La direction du géant jaune ne doit pas adorer recevoir pareil courrier courroucé. Surtout quand la signataire est femme de lettres…

Celle-ci est donc en pétard. Pourquoi diable la poste a-t-elle, un beau jour, décidé de ne plus livrer les colis ou les recommandés dans les immeubles qui n’ont pas de sonnettes extérieures?

Ce n’est tout de même pas de sa faute si la régie n’en a pas installé. Pourtant, c’est elle qui trinque! Enfin, elle et tous les locataires dans son cas.

Lundi dernier, Huguette se trouvait chez elle en fin de matinée lors du passage du facteur. Faute de temps, il n’a donc pas sonné deux fois. Ni même trois. Il s’est contenté de glisser un avis dans sa boîte aux lettres pour l’inviter à retirer son colis au bureau de poste. Ce qu’elle a fait le lendemain.

Mais voilà. La dame a plus de 70 ans et le paquet pèse lourd. Elle le cale sur l’épaule, comme le ferait un débardeur et se met en route. Elle en a pour six bonnes minutes de marche pour aller chez elle, mais fatigue assez vite.

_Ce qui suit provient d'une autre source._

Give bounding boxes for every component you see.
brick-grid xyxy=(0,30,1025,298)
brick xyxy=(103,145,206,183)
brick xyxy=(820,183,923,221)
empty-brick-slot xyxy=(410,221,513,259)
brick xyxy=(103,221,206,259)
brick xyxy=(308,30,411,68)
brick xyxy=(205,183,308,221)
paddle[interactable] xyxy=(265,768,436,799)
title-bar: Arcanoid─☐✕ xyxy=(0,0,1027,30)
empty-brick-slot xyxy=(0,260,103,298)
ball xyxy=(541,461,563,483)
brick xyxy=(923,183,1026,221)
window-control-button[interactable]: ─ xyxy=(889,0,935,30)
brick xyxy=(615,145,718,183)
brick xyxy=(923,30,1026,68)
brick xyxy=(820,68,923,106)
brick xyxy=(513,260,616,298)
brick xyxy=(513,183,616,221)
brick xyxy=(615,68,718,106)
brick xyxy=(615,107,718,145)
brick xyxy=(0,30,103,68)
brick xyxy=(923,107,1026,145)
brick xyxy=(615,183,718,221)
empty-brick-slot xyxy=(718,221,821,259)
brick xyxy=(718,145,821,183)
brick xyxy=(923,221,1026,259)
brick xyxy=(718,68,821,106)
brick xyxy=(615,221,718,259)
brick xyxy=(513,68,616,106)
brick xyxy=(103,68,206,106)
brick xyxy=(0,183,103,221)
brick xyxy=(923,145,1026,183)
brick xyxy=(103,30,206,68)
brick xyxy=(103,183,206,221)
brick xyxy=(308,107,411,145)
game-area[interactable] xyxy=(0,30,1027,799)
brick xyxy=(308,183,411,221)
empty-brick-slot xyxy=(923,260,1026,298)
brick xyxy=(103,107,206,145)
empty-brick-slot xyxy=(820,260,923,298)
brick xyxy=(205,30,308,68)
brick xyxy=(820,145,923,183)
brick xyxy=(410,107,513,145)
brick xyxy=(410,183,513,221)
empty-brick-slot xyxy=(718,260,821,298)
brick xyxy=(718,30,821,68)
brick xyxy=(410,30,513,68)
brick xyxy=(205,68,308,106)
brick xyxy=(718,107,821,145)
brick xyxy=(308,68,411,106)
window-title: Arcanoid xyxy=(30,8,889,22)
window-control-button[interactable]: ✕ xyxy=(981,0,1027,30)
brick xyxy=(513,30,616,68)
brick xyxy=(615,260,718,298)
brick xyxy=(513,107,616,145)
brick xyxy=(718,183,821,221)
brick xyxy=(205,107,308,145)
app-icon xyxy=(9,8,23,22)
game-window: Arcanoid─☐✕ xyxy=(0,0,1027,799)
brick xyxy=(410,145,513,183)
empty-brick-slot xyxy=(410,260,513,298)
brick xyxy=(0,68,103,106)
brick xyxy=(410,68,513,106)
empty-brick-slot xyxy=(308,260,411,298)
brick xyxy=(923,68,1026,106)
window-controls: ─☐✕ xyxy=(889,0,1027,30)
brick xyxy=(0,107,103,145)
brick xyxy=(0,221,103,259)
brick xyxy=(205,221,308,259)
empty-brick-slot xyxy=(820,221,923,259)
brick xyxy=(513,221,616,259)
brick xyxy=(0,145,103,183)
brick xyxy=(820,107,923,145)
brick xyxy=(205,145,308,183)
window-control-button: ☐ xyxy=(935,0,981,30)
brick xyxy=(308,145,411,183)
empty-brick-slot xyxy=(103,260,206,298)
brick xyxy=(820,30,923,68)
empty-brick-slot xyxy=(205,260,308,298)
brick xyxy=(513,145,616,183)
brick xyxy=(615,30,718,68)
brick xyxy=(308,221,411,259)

A mi-chemin, un ouvrier la voit peiner et lui propose son aide. Il saisit le colis et l’apporte jusque chez elle. Comme aurait pu le faire le facteur, la veille, s’il avait eu la possibilité de monter dans les étages. Mais il ne l’a plus. Les temps ont changé depuis le grand-père postier d’Huguette. Le service public aussi.